Baptiste François, établi dans le Cantal, est distillateur de métier, comme ses camarades héraultais de l’Atelier du bouilleur. Ces derniers font macérer des baies de genièvre dans une eau de vie produite par leurs soins : « Ceci n’est pas du Gin, mais du Gn », précisent-ils, en guise de clin d’œil à la réglementation européenne…
« Alchimiste, et non chimiste »
Voilà une dizaine d’années que les distillateurs artisanaux, à l’image de Baptiste François et de l’Atelier du bouilleur, relèvent la tête face à l’assommoir industriel. Ce renouveau est « une vague de fond. Sur le millier d’entreprises aujourd’hui référencées, la moitié a émergé ces trois dernières années ». Baptiste, la trentaine, fait partie de cette vague. Sa philosophie : travailler avec le fruit, toujours le fruit, encore le fruit. Pas même de pesticides dans la matière première, de soude ou de peroxyde dans le moult, de sucre et d’arômes synthétiques prêts à l’emploi, de glycérine pour la structure, de colorants artificiels pour la couleur, de colle de poisson pour la clarification… « Les seuls additifs de mes gnôles, ce sont l’eau, et les copains pour les boire. »

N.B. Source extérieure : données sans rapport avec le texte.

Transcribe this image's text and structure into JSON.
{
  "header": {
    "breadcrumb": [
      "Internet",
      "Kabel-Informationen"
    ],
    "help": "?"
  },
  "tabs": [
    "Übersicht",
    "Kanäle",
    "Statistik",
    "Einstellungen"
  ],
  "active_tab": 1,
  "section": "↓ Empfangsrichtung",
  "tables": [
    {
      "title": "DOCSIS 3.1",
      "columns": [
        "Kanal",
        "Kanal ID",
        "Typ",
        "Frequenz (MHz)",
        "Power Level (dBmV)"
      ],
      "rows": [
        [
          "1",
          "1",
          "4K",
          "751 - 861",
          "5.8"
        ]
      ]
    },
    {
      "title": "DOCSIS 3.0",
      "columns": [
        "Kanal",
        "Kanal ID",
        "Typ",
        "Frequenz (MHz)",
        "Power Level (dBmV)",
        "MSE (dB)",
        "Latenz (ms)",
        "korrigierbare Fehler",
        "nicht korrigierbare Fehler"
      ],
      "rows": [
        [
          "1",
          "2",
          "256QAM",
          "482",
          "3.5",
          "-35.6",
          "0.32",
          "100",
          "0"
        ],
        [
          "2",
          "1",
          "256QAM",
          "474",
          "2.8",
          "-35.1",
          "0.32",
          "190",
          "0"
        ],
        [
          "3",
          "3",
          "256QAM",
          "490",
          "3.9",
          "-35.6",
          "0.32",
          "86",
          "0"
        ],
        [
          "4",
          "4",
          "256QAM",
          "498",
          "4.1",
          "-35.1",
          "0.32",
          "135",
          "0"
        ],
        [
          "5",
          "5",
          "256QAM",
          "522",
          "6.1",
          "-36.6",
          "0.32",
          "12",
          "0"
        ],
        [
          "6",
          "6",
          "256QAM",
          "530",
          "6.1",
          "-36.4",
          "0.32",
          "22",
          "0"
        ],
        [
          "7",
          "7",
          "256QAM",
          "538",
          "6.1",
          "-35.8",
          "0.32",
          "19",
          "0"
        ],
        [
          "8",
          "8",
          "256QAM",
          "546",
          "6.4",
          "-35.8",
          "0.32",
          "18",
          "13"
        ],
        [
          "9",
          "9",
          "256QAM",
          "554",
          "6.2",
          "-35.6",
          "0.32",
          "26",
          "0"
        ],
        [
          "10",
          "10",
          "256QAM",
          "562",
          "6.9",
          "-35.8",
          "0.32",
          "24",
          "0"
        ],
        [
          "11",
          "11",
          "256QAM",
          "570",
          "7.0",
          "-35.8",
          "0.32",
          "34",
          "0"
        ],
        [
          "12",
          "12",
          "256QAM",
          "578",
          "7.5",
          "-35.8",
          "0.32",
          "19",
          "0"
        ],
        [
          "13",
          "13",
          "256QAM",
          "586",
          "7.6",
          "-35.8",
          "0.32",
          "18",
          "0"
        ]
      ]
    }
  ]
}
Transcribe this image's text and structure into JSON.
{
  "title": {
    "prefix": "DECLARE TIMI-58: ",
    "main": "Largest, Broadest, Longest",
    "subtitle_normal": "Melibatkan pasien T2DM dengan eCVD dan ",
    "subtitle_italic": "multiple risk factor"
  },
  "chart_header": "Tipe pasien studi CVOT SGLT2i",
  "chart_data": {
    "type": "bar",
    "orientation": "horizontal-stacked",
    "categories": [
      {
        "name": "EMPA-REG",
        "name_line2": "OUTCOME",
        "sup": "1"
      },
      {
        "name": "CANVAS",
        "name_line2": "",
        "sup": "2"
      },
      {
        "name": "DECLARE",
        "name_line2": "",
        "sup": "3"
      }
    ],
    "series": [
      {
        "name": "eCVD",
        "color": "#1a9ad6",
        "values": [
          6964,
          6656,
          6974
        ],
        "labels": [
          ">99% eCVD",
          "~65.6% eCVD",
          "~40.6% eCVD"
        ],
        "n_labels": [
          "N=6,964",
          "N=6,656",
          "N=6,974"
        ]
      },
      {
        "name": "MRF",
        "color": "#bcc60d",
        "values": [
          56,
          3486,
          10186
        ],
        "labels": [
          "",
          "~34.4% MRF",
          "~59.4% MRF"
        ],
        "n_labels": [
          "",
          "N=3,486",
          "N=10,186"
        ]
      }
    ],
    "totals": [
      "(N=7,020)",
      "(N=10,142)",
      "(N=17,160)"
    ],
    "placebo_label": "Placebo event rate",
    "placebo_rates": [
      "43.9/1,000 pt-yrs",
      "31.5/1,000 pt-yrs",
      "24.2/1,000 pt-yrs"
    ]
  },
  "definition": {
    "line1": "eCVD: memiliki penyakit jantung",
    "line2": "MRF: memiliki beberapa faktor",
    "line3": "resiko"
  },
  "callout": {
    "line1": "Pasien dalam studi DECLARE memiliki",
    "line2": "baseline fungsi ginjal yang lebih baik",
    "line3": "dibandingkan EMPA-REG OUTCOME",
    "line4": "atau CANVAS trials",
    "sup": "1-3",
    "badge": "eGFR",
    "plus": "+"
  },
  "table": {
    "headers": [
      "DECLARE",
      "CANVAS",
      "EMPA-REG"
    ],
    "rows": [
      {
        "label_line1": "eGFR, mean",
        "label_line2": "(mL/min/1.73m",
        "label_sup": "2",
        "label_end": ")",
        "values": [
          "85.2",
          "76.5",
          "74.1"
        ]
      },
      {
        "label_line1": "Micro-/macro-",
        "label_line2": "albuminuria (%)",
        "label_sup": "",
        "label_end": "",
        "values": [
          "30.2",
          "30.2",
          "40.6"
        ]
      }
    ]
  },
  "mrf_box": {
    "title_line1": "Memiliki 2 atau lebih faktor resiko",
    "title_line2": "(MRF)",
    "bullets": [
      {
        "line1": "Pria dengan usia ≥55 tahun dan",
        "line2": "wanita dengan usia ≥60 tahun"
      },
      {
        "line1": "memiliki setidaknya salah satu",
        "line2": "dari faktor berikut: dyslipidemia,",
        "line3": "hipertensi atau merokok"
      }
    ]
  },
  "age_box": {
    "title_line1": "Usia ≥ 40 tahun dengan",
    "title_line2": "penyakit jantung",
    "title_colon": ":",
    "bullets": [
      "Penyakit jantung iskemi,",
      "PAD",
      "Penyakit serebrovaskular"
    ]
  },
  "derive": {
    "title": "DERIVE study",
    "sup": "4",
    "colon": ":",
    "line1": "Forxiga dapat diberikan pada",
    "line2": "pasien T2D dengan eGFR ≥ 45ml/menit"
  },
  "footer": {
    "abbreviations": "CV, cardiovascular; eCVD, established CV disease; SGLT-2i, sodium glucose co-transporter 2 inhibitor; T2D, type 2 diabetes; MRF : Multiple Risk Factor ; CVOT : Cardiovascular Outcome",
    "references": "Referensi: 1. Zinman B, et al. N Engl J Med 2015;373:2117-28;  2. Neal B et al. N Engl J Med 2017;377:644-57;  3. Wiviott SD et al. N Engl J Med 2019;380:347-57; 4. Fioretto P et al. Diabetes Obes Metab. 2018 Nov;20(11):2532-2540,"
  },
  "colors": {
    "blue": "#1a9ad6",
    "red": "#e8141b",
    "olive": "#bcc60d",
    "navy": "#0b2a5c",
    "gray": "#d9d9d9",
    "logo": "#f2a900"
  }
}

Baptiste se revendique « alchimiste, et non chimiste ». Il « transmute » de la matière vivante, mais souvent impropre à la consommation (fruits fermentés, vins et bières invendables), en « eau-de -vie ». Son vieil alambic qui fume depuis 102 ans n’est pas bourré de capteurs :
Mais parfois, les « petits producteurs » cachent bien leur jeu. Parmi cette nouvelle vague d’artisans distillateurs, tout le monde ne partage pas les idéaux de Baptiste. Par choix ou nécessité, beaucoup travaillent notamment à partir d’alcool industriel, « dix fois moins cher à acheter » que ce que coûte une production artisanale. « Avec L’atelier du bouilleur et un troisième collègue (1), on en avait marre de faire des salons des vins naturels dans lesquels tous les spiritueux étaient, eux aussi, présentés comme naturels. Alors on a rédigé ce manifeste de la gnôle naturelle. »
Rapport humain
« L’artisanat n’est pas un gage de qualité ni d’authenticité. Un artisan peut travailler de ses mains des plantes importées ou des matières industrielles voire chimiques. » Ce sont les premières lignes du manifeste, écrites il y a deux ans. Aujourd’hui, une cinquantaine de distillateurs ont signé ce texte, qui n’est pas le cahier des charges d’un énième label, mais un engagement moral à travailler sans aucun intrant, et dans une certaine qualité de rapport humain : « Nous achetons localement auprès de producteurs dont nous connaissons les méthodes de travail et les pratiques sociales », lit-on par exemple. De quoi se démarquer de la démesure industrielle, qui altère hommes et nature. Dans le monde de la distillation comme ailleurs, « la dose fait le poison », rappellent les signataires. La formule est de Paracelse, célèbre alchimiste…
Fabien Ginisty
1 – David Mimoun, d’Alcools vivant, établi en Charente.